CS Colloquium: “Image Synthesis using Diffusion Models” (Rupayan Mallick, Georgetown University)
Abstract
Deep generative models have dominated the literature in the vision and language domains. This has enabled the researchers to develop large text-to-image generative models that are able to generate photorealistic high fidelity images. Many image editing tasks have leveraged this capability to achieve state-of-the-art results. Textual description as a form of instruction has been a key factor for the success of these image editing models. Generating images from textual description is a comparatively easier task than image editing. Image editing requires preservation of most of the features of a reference/original image with subtle changes based on the instruction.
In this talk, I will present works both from the literature and from our lab on (1) image editing tasks: inpainting and relighting, and (2) text inversion tasks: given an image can we find a natural language prompt that can be used to generate a similar image when instructed on a static model.

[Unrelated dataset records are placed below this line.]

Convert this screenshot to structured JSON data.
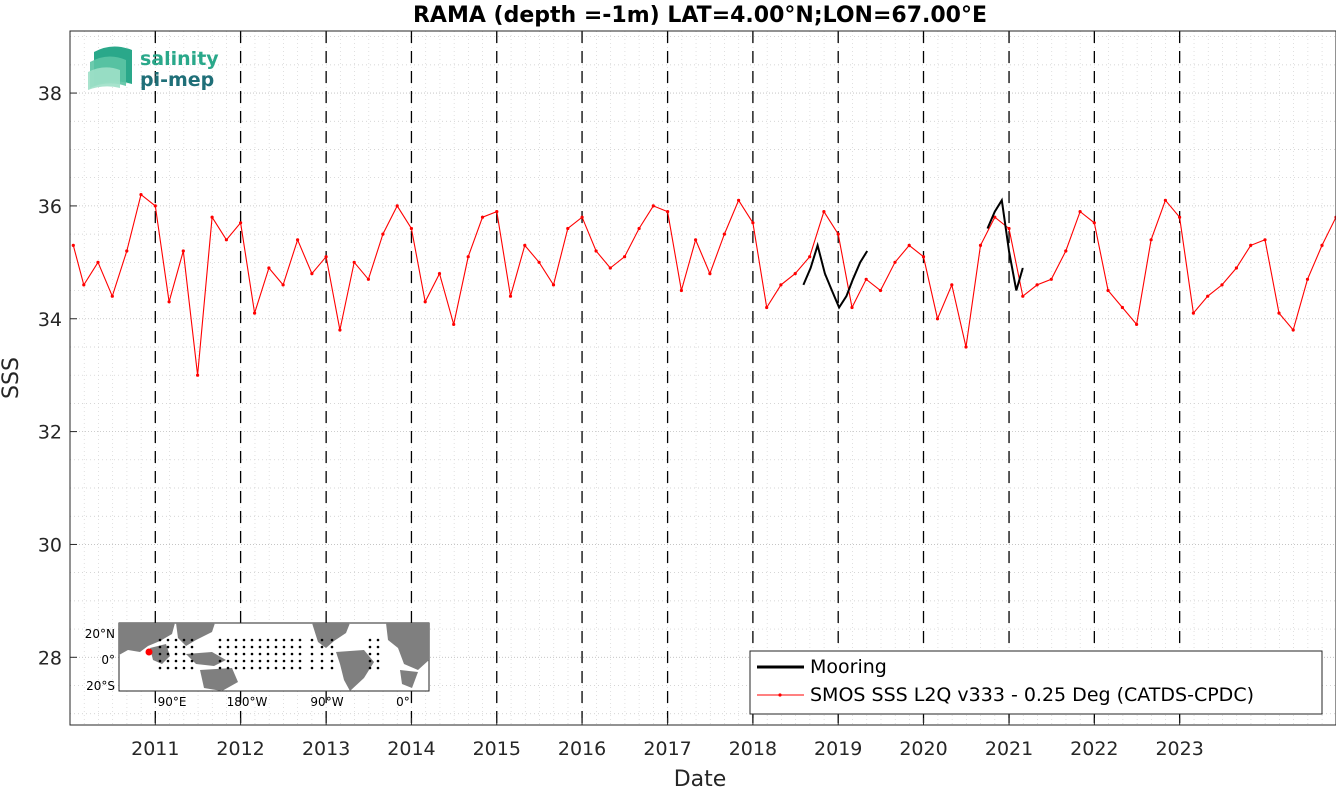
{
  "chart_data": {
    "type": "line",
    "title": "RAMA (depth =-1m) LAT=4.00°N;LON=67.00°E",
    "xlabel": "Date",
    "ylabel": "SSS",
    "xlim": [
      "2010-01-01",
      "2024-10-31"
    ],
    "ylim": [
      26.8,
      39.1
    ],
    "x_ticks": [
      "2011",
      "2012",
      "2013",
      "2014",
      "2015",
      "2016",
      "2017",
      "2018",
      "2019",
      "2020",
      "2021",
      "2022",
      "2023"
    ],
    "x_tick_dates": [
      "2011-01-01",
      "2012-01-01",
      "2013-01-01",
      "2014-01-01",
      "2015-01-01",
      "2016-01-01",
      "2017-01-01",
      "2018-01-01",
      "2019-01-01",
      "2020-01-01",
      "2021-01-01",
      "2022-01-01",
      "2023-01-01"
    ],
    "y_ticks": [
      28,
      30,
      32,
      34,
      36,
      38
    ],
    "grid": true,
    "year_dividers": "dashed vertical lines at each January 1",
    "legend_position": "bottom-right",
    "series": [
      {
        "name": "Mooring",
        "color": "#000000",
        "style": "solid thick line",
        "segments": [
          {
            "x": [
              "2018-08-05",
              "2018-09-05",
              "2018-10-05",
              "2018-11-05",
              "2018-12-05",
              "2019-01-05",
              "2019-02-05",
              "2019-03-05",
              "2019-04-05",
              "2019-05-05"
            ],
            "y": [
              34.6,
              34.9,
              35.3,
              34.8,
              34.5,
              34.2,
              34.4,
              34.7,
              35.0,
              35.2
            ]
          },
          {
            "x": [
              "2020-10-01",
              "2020-11-01",
              "2020-12-01",
              "2021-01-01",
              "2021-02-01",
              "2021-03-01"
            ],
            "y": [
              35.6,
              35.9,
              36.1,
              35.2,
              34.5,
              34.9
            ]
          }
        ]
      },
      {
        "name": "SMOS SSS L2Q v333 - 0.25 Deg (CATDS-CPDC)",
        "color": "#ff0000",
        "style": "thin line with dot markers",
        "x": [
          "2010-01-15",
          "2010-03-01",
          "2010-05-01",
          "2010-07-01",
          "2010-09-01",
          "2010-11-01",
          "2011-01-01",
          "2011-03-01",
          "2011-05-01",
          "2011-07-01",
          "2011-09-01",
          "2011-11-01",
          "2012-01-01",
          "2012-03-01",
          "2012-05-01",
          "2012-07-01",
          "2012-09-01",
          "2012-11-01",
          "2013-01-01",
          "2013-03-01",
          "2013-05-01",
          "2013-07-01",
          "2013-09-01",
          "2013-11-01",
          "2014-01-01",
          "2014-03-01",
          "2014-05-01",
          "2014-07-01",
          "2014-09-01",
          "2014-11-01",
          "2015-01-01",
          "2015-03-01",
          "2015-05-01",
          "2015-07-01",
          "2015-09-01",
          "2015-11-01",
          "2016-01-01",
          "2016-03-01",
          "2016-05-01",
          "2016-07-01",
          "2016-09-01",
          "2016-11-01",
          "2017-01-01",
          "2017-03-01",
          "2017-05-01",
          "2017-07-01",
          "2017-09-01",
          "2017-11-01",
          "2018-01-01",
          "2018-03-01",
          "2018-05-01",
          "2018-07-01",
          "2018-09-01",
          "2018-11-01",
          "2019-01-01",
          "2019-03-01",
          "2019-05-01",
          "2019-07-01",
          "2019-09-01",
          "2019-11-01",
          "2020-01-01",
          "2020-03-01",
          "2020-05-01",
          "2020-07-01",
          "2020-09-01",
          "2020-11-01",
          "2021-01-01",
          "2021-03-01",
          "2021-05-01",
          "2021-07-01",
          "2021-09-01",
          "2021-11-01",
          "2022-01-01",
          "2022-03-01",
          "2022-05-01",
          "2022-07-01",
          "2022-09-01",
          "2022-11-01",
          "2023-01-01",
          "2023-03-01",
          "2023-05-01",
          "2023-07-01",
          "2023-09-01",
          "2023-11-01",
          "2024-01-01",
          "2024-03-01",
          "2024-05-01",
          "2024-07-01",
          "2024-09-01",
          "2024-10-31"
        ],
        "y": [
          35.3,
          34.6,
          35.0,
          34.4,
          35.2,
          36.2,
          36.0,
          34.3,
          35.2,
          33.0,
          35.8,
          35.4,
          35.7,
          34.1,
          34.9,
          34.6,
          35.4,
          34.8,
          35.1,
          33.8,
          35.0,
          34.7,
          35.5,
          36.0,
          35.6,
          34.3,
          34.8,
          33.9,
          35.1,
          35.8,
          35.9,
          34.4,
          35.3,
          35.0,
          34.6,
          35.6,
          35.8,
          35.2,
          34.9,
          35.1,
          35.6,
          36.0,
          35.9,
          34.5,
          35.4,
          34.8,
          35.5,
          36.1,
          35.7,
          34.2,
          34.6,
          34.8,
          35.1,
          35.9,
          35.5,
          34.2,
          34.7,
          34.5,
          35.0,
          35.3,
          35.1,
          34.0,
          34.6,
          33.5,
          35.3,
          35.8,
          35.6,
          34.4,
          34.6,
          34.7,
          35.2,
          35.9,
          35.7,
          34.5,
          34.2,
          33.9,
          35.4,
          36.1,
          35.8,
          34.1,
          34.4,
          34.6,
          34.9,
          35.3,
          35.4,
          34.1,
          33.8,
          34.7,
          35.3,
          35.8
        ]
      }
    ]
  },
  "logo": {
    "line1": "salinity",
    "line2": "pi-mep"
  },
  "inset_map": {
    "lat_labels": [
      "20°N",
      "0°",
      "20°S"
    ],
    "lon_labels": [
      "90°E",
      "180°W",
      "90°W",
      "0°"
    ],
    "marker_color": "#ff0000",
    "land_color": "#7f7f7f"
  }
}
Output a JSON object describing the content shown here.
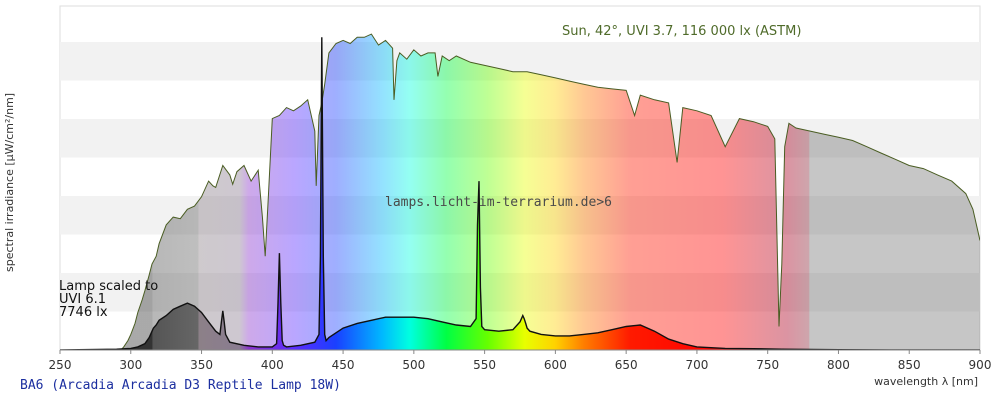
{
  "chart_data": {
    "type": "area",
    "xlabel": "wavelength λ [nm]",
    "ylabel": "spectral irradiance [µW/cm²/nm]",
    "xlim": [
      250,
      900
    ],
    "xticks": [
      250,
      300,
      350,
      400,
      450,
      500,
      550,
      600,
      650,
      700,
      750,
      800,
      850,
      900
    ],
    "grid": "horizontal bands",
    "footer": "BA6 (Arcadia Arcadia D3 Reptile Lamp 18W)",
    "watermark": "lamps.licht-im-terrarium.de>6",
    "sun_label": "Sun, 42°, UVI 3.7, 116 000 lx (ASTM)",
    "lamp_label": [
      "Lamp scaled to",
      "UVI 6.1",
      "7746 lx"
    ],
    "series": [
      {
        "name": "Sun, 42°, UVI 3.7, 116 000 lx (ASTM)",
        "color": "#4a5d23",
        "x": [
          293,
          295,
          298,
          300,
          303,
          305,
          308,
          310,
          313,
          315,
          318,
          320,
          325,
          330,
          335,
          340,
          345,
          350,
          355,
          358,
          360,
          365,
          370,
          372,
          375,
          380,
          385,
          390,
          393,
          395,
          397,
          400,
          405,
          410,
          415,
          420,
          425,
          430,
          431,
          433,
          435,
          437,
          440,
          445,
          450,
          455,
          460,
          465,
          470,
          475,
          480,
          485,
          486,
          488,
          490,
          495,
          500,
          505,
          510,
          515,
          517,
          520,
          525,
          530,
          540,
          550,
          560,
          570,
          580,
          590,
          600,
          610,
          620,
          630,
          640,
          650,
          656,
          660,
          670,
          680,
          686,
          690,
          700,
          710,
          720,
          730,
          740,
          750,
          755,
          758,
          760,
          762,
          765,
          770,
          780,
          790,
          800,
          810,
          820,
          830,
          840,
          850,
          860,
          870,
          880,
          890,
          895,
          900
        ],
        "values": [
          0,
          2,
          6,
          10,
          17,
          24,
          32,
          38,
          48,
          55,
          60,
          68,
          80,
          85,
          84,
          90,
          92,
          98,
          108,
          105,
          104,
          118,
          112,
          106,
          114,
          118,
          108,
          115,
          85,
          60,
          95,
          148,
          150,
          155,
          153,
          156,
          160,
          140,
          105,
          150,
          158,
          170,
          190,
          196,
          198,
          196,
          200,
          200,
          202,
          195,
          198,
          193,
          160,
          185,
          190,
          186,
          192,
          188,
          190,
          190,
          175,
          188,
          185,
          188,
          184,
          182,
          180,
          178,
          178,
          176,
          174,
          172,
          170,
          168,
          167,
          166,
          150,
          163,
          160,
          158,
          120,
          155,
          153,
          150,
          130,
          148,
          146,
          143,
          135,
          15,
          55,
          130,
          145,
          142,
          140,
          138,
          136,
          134,
          130,
          126,
          122,
          118,
          116,
          112,
          108,
          100,
          90,
          70
        ]
      },
      {
        "name": "Arcadia D3 Reptile Lamp 18W (scaled)",
        "color": "#111111",
        "x": [
          250,
          290,
          300,
          305,
          310,
          313,
          316,
          318,
          320,
          325,
          330,
          335,
          340,
          345,
          350,
          355,
          360,
          363,
          364,
          365,
          366,
          367,
          370,
          380,
          390,
          400,
          403,
          404,
          405,
          406,
          407,
          408,
          410,
          420,
          430,
          433,
          434,
          435,
          436,
          437,
          438,
          440,
          450,
          460,
          470,
          480,
          490,
          500,
          510,
          520,
          530,
          540,
          544,
          545,
          546,
          547,
          548,
          550,
          560,
          570,
          575,
          577,
          578,
          579,
          580,
          582,
          590,
          600,
          610,
          620,
          630,
          640,
          650,
          660,
          670,
          680,
          690,
          700,
          720,
          740,
          760,
          780,
          800,
          850,
          900
        ],
        "values": [
          0,
          0.5,
          1,
          2,
          4,
          8,
          14,
          16,
          19,
          22,
          26,
          28,
          30,
          28,
          24,
          18,
          12,
          10,
          18,
          25,
          18,
          10,
          5,
          3,
          2,
          2,
          4,
          30,
          62,
          30,
          6,
          3,
          2,
          3,
          5,
          10,
          60,
          200,
          60,
          10,
          6,
          8,
          14,
          17,
          19,
          21,
          21,
          21,
          20,
          18,
          16,
          15,
          20,
          80,
          108,
          40,
          15,
          13,
          12,
          13,
          18,
          22,
          20,
          17,
          14,
          12,
          10,
          9,
          9,
          10,
          11,
          13,
          15,
          16,
          12,
          7,
          4,
          2,
          1,
          0.8,
          0.5,
          0.3,
          0.2,
          0,
          0
        ]
      }
    ]
  }
}
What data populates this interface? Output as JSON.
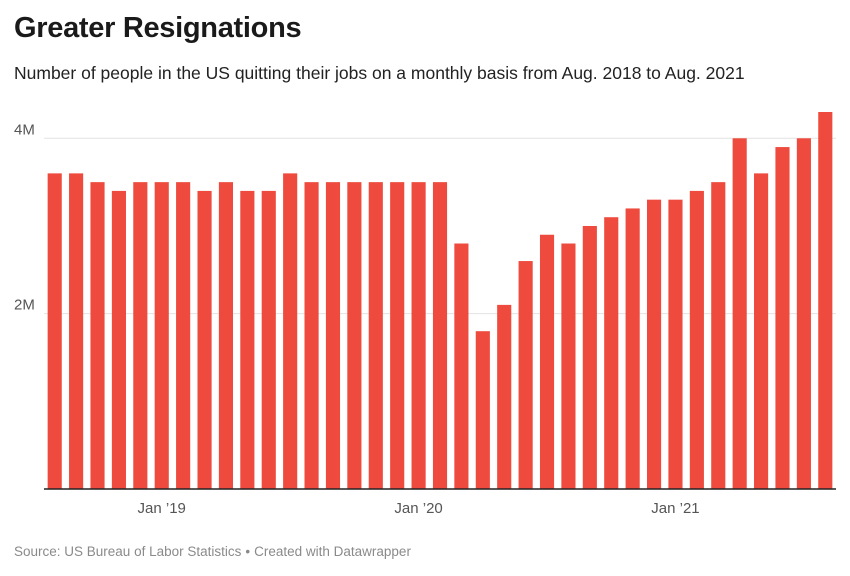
{
  "header": {
    "title": "Greater Resignations",
    "subtitle": "Number of people in the US quitting their jobs on a monthly basis from Aug. 2018 to Aug. 2021"
  },
  "footer": {
    "source": "Source: US Bureau of Labor Statistics",
    "separator": "•",
    "credit": "Created with Datawrapper"
  },
  "colors": {
    "bar": "#ee4b3e",
    "grid": "#e2e2e2",
    "axis": "#222222",
    "tick_label": "#555555"
  },
  "chart_data": {
    "type": "bar",
    "title": "Greater Resignations",
    "subtitle": "Number of people in the US quitting their jobs on a monthly basis from Aug. 2018 to Aug. 2021",
    "xlabel": "",
    "ylabel": "",
    "ylim": [
      0,
      4300000
    ],
    "yticks": [
      {
        "value": 2000000,
        "label": "2M"
      },
      {
        "value": 4000000,
        "label": "4M"
      }
    ],
    "xticks": [
      {
        "category": "2019-01",
        "label": "Jan ’19"
      },
      {
        "category": "2020-01",
        "label": "Jan ’20"
      },
      {
        "category": "2021-01",
        "label": "Jan ’21"
      }
    ],
    "grid": true,
    "categories": [
      "2018-08",
      "2018-09",
      "2018-10",
      "2018-11",
      "2018-12",
      "2019-01",
      "2019-02",
      "2019-03",
      "2019-04",
      "2019-05",
      "2019-06",
      "2019-07",
      "2019-08",
      "2019-09",
      "2019-10",
      "2019-11",
      "2019-12",
      "2020-01",
      "2020-02",
      "2020-03",
      "2020-04",
      "2020-05",
      "2020-06",
      "2020-07",
      "2020-08",
      "2020-09",
      "2020-10",
      "2020-11",
      "2020-12",
      "2021-01",
      "2021-02",
      "2021-03",
      "2021-04",
      "2021-05",
      "2021-06",
      "2021-07",
      "2021-08"
    ],
    "values": [
      3600000,
      3600000,
      3500000,
      3400000,
      3500000,
      3500000,
      3500000,
      3400000,
      3500000,
      3400000,
      3400000,
      3600000,
      3500000,
      3500000,
      3500000,
      3500000,
      3500000,
      3500000,
      3500000,
      2800000,
      1800000,
      2100000,
      2600000,
      2900000,
      2800000,
      3000000,
      3100000,
      3200000,
      3300000,
      3300000,
      3400000,
      3500000,
      4000000,
      3600000,
      3900000,
      4000000,
      4300000
    ]
  }
}
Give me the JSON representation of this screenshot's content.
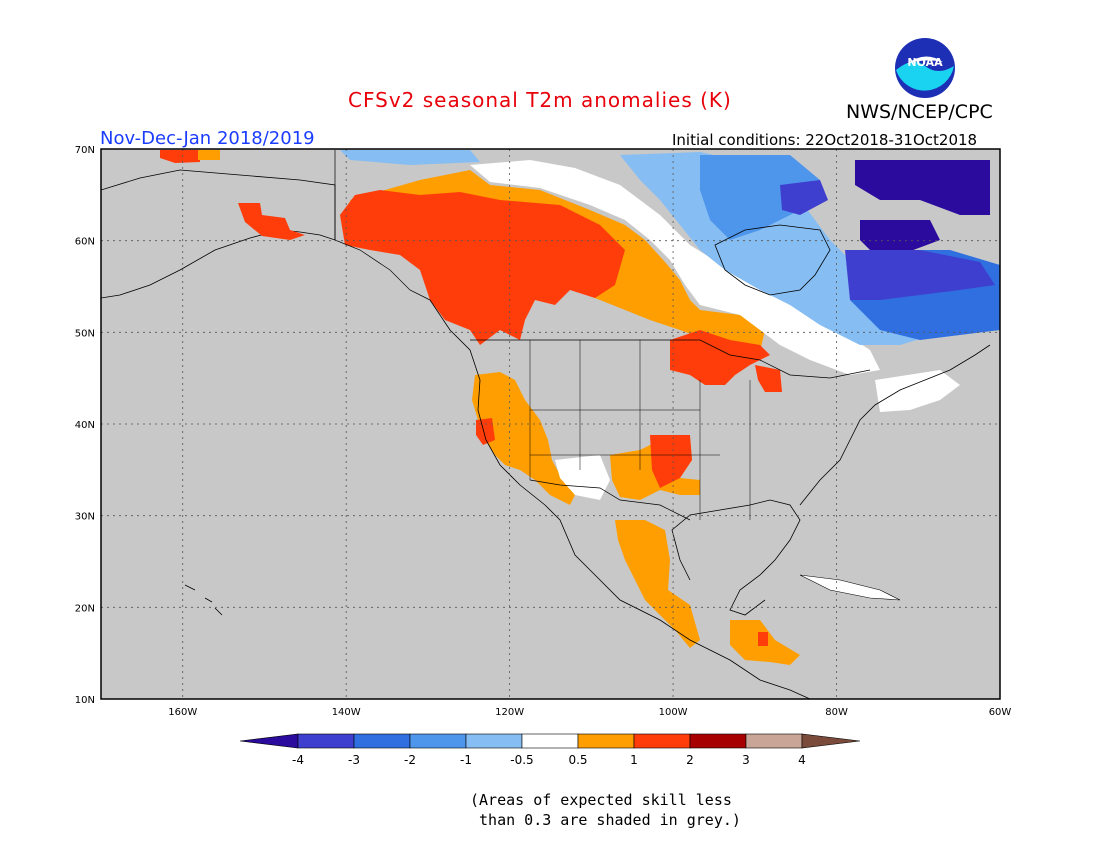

The event will be followed by a lunch.
Zoom Link: https://georgetown.zoom.us/j/3658354070?omn=91477324327
Speaker’s Biography
Rupayan (he/him) is a Postdoctoral Fellow working with MDI and the Department of Computer Science. His research interests include Generative AI, Explainable AI, and Multimodal Learning. Rupayan is currently exploring the generative models of deep learning such as diffusion models for different data modalities.